Chevrolet started releasing teasers as early as the Motorama show of 1956 where some of the styling cues that were later to show up were revealed such as the heavy used of chrome in in the front end and the long hood.

Chevy’s design team and Pontiac’s worked closely together Pontiac’s on the early models. This led to one corporate decision that would be made – Chevy would use the shared “A” corporate body. This body restyle was fun for the design team. The front end became far more rounded with a lower grille and the rear became sculpted.

There was also going to be a new chassis underneath as the perimeter frame was abandoned in favor of what Chevy designers termed a modified X-frame. The design team – heading toward unibody construction, although they didn’t know it at the time – decided to criss-cross the frame members as they abandoned the typical ladder-on-frame production (the vehicle chassis was designed around a square with “ladder rungs” across from side to for rigidity). The Chevy design team, with a good deal of data to back them up, noted that by using an X configuration not only could you relocate the wheels, but you also were enhancing the inherent rigidity of the frame because the X could absorb torsional stress than the standard ladder/frame chassis.

The interesting piece for this was the X configuration also meant that you could lower things substantially and increase the amount of interior space, as well as the height of the vehicle.
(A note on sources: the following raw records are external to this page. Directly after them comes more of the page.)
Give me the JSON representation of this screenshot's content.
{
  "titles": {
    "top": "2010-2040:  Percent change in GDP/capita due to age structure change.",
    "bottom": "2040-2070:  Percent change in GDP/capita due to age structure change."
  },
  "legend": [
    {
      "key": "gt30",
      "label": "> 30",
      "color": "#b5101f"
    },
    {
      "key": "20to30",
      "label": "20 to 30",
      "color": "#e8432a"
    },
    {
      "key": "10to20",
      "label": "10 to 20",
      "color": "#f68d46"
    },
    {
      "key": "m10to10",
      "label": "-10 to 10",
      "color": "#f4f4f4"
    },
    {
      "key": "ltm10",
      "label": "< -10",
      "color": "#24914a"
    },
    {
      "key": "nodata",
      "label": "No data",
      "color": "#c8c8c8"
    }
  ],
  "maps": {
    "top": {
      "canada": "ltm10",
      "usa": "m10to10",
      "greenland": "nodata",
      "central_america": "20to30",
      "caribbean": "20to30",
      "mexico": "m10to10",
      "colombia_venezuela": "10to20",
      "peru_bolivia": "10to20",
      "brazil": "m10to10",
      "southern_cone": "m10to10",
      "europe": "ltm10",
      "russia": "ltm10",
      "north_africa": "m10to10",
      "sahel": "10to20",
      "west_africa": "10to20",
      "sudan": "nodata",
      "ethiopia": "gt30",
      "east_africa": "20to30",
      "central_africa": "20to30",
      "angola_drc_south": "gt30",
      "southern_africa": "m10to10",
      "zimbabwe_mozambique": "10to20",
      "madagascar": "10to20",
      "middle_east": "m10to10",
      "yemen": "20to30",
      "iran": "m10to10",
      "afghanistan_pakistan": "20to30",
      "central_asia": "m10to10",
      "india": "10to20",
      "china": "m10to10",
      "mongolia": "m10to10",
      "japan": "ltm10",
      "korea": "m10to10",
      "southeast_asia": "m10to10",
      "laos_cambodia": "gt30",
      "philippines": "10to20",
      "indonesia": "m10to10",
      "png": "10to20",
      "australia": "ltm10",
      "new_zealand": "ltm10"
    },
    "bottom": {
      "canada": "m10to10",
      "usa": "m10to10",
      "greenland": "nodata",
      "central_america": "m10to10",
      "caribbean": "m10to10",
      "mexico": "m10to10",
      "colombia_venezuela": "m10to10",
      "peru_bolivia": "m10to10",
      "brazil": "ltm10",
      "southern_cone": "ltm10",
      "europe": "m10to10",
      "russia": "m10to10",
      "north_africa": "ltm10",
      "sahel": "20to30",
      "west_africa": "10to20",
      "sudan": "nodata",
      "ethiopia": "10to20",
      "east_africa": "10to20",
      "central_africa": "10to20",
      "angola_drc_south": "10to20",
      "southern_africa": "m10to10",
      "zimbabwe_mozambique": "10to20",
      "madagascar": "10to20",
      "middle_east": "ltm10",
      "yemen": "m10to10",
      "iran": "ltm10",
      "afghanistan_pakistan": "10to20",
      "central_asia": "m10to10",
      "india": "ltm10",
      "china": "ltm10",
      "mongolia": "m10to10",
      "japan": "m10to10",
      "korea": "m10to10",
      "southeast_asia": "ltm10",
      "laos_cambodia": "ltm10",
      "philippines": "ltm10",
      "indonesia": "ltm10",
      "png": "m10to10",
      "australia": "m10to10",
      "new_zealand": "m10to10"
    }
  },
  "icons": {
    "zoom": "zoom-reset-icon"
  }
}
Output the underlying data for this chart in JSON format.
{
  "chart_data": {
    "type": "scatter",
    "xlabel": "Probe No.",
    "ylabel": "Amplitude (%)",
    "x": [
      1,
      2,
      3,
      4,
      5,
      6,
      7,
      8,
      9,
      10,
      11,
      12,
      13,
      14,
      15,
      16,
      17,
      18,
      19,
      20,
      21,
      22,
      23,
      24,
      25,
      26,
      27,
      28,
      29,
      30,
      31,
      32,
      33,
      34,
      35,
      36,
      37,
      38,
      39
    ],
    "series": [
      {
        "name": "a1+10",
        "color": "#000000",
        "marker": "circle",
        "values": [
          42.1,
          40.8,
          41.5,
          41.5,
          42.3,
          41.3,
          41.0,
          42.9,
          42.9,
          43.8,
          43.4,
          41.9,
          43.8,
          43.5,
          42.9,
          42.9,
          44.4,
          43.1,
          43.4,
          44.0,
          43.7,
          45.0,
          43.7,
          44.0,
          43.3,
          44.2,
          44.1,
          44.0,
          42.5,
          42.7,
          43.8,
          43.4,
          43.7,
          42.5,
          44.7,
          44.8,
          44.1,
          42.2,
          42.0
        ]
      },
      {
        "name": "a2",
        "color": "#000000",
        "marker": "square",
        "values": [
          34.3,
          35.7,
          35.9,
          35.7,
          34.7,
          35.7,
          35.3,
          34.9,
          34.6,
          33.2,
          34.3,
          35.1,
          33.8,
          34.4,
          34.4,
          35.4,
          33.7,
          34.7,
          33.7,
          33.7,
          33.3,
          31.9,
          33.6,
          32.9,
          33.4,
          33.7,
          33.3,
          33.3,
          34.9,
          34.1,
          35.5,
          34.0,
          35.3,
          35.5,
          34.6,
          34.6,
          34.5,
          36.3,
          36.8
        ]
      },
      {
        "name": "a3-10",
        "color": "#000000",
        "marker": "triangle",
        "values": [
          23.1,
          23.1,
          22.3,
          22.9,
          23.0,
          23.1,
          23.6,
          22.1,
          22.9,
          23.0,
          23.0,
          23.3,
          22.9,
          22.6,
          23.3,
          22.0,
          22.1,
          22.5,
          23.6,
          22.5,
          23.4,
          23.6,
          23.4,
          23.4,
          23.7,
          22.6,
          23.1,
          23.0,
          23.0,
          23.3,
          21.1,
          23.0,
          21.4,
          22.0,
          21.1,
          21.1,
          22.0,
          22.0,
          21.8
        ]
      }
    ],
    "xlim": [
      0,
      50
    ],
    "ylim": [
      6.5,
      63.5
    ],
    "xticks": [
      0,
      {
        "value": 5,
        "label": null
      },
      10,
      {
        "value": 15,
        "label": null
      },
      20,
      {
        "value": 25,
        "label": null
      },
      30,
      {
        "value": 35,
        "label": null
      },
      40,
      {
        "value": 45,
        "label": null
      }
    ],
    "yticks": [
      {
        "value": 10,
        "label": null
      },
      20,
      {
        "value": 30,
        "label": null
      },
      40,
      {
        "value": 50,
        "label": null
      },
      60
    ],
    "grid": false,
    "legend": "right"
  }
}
As noted, this was a landmark vehicle. The design team opted for coil springs over leaf springs. Coils were also used up front and Chevy innovated with special points, it called links that pivoted and helped keep wheels flat on the road. Overall, the suspension changes – lower trailing arms retained up front and the results was a good, but soft ride.

There were new engine choices, although the 283 was still retained as the standard on the Impala, although the horsepower was beefed up to 265. Other engine changes included a compact 348 (350) cubic-inch engine whose configuration could by changed from 250 horsepower to 380, depending on the carburetion. Other standard engine choices included a 145-horsepower sixes and the 283 short-block.

The top-of-the-line Bel Air, that offered the 380, was available as a convertible or a coupe. The following year the Impala got promoted from a sub-series of the Bel Air became a series in its own right.